05-SEP-B-9

 

A REQUEST TO CARRY THE EXPLORERS CLUB FLAG

TO THE SUMMIT OF MOUNT KITANGLAD IN MINDANAO,

WITH AN INCIDENTAL INQUIRY INTO MY MEMBERSHIP

STATUS AS AN EC FELLOW VS. MEMBER

 

September 29, 2005

 

From:      Glenn Geelhoed

To:        asstmgr@explorers.org

Date:      9/29/2005 1:35:26 PM

Subject:   Fwd: RE: Request to carry the EC flag and permission to photograph itatop Mt Apo and Mt Kitanglad, Mindanoa

 

Juneth Glasgow

Attn: Flag & Honors Committee

The Explorers Club

46 East 70th Street

New York, NY 10021

 

Dear Ms Glasgow:

 

I understand from Jeff Stolzer that he had forwarded my inquiry to you for permission to carry the EC flag on a forthcoming expedition in Central Mindanoa as briefly described to him in my anticipated Explorers Log report(attached.)

 

I have filled in the application form and deposit and forwarded it by fax and  post for your consideration.

 

Thank you for your help!

 

Yours truly,

 

Glenn W. Geelhoed

 

>>> "Jeff Stolzer" <scribe@explorers.org> 9/27/2005 11:54 AM >>>

Dear Glenn,

 

Thanks for your email and congratulations on rejoining the Club.

 

As far as carrying a flag is concerned, you will have to fill out a flag

application.  You can find one on our website at this web address:

http://explorers.org/members_only/members_only.php

 

This is in the members only section of the website, www.explorers.org, and

you will have to log in.  Your user name and password should be on your Club

i.d. card.

 

You will be able to download the application, which has complete

instructions for how to apply for the flag.

 

I am cc'ing our assistant manager, Juneth Glasgow, who handles flag

applications here at headquarters.

 

Best wishes

Jeff

 

Jeff Stolzer

 

Communications Director

 

The Explorers Club

 

46 East 70th Street

 

New York, NY 10021

 

212‑628‑8383

 

212‑288‑4449 fax

 

scribe@explorers.org

 

www.explorers.org

 

 

‑‑‑‑‑Original Message‑‑‑‑‑

From: Glenn Geelhoed [mailto:msdgwg@gwumc.edu]

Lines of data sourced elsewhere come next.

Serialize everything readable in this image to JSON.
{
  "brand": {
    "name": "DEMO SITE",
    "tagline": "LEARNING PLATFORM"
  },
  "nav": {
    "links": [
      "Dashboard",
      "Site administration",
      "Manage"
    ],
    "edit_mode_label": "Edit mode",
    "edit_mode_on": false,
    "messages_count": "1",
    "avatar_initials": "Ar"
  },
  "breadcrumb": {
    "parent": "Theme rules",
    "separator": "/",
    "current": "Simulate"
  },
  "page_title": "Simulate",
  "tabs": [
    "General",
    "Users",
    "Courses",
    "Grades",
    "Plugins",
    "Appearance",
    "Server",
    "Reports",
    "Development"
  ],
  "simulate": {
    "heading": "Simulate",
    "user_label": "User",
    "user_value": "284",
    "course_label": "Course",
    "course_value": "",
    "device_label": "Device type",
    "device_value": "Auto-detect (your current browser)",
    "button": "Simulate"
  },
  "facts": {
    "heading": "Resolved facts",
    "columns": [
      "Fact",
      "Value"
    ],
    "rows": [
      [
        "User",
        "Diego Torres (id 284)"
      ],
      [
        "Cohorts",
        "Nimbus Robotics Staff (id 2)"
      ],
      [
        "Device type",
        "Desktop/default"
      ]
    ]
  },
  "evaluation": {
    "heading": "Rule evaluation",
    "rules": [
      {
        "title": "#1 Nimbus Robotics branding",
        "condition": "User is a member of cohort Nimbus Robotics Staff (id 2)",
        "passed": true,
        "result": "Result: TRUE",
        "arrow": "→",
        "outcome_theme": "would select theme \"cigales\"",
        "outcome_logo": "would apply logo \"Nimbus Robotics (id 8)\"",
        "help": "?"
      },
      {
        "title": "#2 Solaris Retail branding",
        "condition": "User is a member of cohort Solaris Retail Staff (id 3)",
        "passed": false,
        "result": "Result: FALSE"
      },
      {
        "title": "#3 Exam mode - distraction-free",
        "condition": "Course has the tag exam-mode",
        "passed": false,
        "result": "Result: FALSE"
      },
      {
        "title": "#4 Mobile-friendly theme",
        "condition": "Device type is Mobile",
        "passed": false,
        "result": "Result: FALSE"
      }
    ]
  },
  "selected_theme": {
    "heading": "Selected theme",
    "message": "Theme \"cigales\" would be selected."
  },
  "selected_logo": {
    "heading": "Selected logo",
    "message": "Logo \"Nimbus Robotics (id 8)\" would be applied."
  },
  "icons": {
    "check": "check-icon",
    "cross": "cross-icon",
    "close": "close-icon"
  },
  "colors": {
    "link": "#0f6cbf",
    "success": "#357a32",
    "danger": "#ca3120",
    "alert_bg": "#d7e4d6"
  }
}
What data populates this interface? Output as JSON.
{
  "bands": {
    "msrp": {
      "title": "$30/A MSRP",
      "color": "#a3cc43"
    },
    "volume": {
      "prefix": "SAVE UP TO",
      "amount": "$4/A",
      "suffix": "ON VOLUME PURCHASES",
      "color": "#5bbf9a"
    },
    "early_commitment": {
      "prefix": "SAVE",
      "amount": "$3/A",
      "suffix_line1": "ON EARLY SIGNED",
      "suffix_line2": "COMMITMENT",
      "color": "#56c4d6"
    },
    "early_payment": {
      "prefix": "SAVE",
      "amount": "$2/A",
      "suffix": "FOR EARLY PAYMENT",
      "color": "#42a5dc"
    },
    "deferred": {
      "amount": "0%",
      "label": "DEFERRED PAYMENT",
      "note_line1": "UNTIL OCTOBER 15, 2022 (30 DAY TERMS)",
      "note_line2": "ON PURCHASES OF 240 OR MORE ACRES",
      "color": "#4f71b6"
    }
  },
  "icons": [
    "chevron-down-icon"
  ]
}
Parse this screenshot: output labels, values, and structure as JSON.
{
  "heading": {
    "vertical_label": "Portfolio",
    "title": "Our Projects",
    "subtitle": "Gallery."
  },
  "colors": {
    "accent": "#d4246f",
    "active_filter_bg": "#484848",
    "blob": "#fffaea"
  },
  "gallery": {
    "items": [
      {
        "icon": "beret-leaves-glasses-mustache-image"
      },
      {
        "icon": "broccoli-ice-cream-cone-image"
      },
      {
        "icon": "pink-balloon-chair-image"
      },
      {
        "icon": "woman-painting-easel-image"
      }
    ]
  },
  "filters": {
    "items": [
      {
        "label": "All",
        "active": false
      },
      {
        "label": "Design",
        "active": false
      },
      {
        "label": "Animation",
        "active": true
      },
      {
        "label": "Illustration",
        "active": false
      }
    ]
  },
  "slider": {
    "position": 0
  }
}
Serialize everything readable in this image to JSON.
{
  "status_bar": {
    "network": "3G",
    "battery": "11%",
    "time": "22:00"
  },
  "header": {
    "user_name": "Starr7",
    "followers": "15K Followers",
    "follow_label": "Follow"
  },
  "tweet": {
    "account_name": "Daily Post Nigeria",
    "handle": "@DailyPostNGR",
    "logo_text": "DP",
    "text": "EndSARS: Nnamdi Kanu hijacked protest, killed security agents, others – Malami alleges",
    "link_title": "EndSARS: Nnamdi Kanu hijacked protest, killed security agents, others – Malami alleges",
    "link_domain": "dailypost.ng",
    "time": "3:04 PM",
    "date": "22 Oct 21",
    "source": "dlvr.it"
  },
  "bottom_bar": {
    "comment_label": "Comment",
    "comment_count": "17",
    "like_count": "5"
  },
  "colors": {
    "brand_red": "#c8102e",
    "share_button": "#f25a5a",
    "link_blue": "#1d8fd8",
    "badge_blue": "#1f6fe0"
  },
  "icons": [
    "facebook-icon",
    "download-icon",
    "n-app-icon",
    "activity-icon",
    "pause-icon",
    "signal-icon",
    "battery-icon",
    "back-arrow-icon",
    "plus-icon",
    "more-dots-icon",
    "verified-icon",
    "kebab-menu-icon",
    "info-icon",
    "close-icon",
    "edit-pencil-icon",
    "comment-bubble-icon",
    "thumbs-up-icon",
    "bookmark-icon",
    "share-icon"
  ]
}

Sent: Tuesday, September 27, 2005 7:35 AM

To: scribe@explorers.org

Cc: Mgdexplorer@aol.com

Subject: Request to carry the EC flag and permission to photograph itatop Mt

Apo and Mt Kitanglad, Mindanoa

 

 

 

Explorer's Log

Editor, Jeff Stolzer

scribe@explorers.org

 

Dear Jeff:

 

My name is Glenn W. Geelhoed, and I have had a long‑time interest in

exploring, the EC and all it stands for, but have only recently

re‑joined in the ECWG through the courtesy of Mark Detweiler, as what I

had thought would be a fellow, but just now have discovered is in the

status of MN05.

 

I had carried out several prior explorations (see attached note

regarding a recent sample) which can be reviewed also within the

"On‑Line Journal" section of my Home Page at

http://home.gwu.edu/~gwg

 

I would like to request permission to carry a numbered EC flag on a

coming expedition to the two highest mountains in Mindanao, the

southernmost island of the Philippines.  I have been working in the

South Cotabato region of Mindanao annually for the past decade on the

geographic medical problem of endemic goiter and cretinism, and am

continuing my investigations into its cause and methods of prevention.

 

 I will be climbing (1/14‑21/06) to the peak of Mt. Apo, highest

mountain in the Philippines, and to the summit of Mt. Kitanglad,

(1/21‑28/06), the second highest in the Philippines.  Along the way I

will be collecting samples of soils and potential food and water sources

for assay of iodine and possilbe goiterogens within the populations of

remote mountain peoples who live in these mountain rain forest retreats,

far from civilization as represented by a road.  I will also be doing

measures of the indigenous peoples' goiters and thyroid functions in

the ongoing project of the treatment and prevention of their endemic

goiter problems, which has led the team I work with to have performed

well over a thousand thyroidectomies and many more medical treatments.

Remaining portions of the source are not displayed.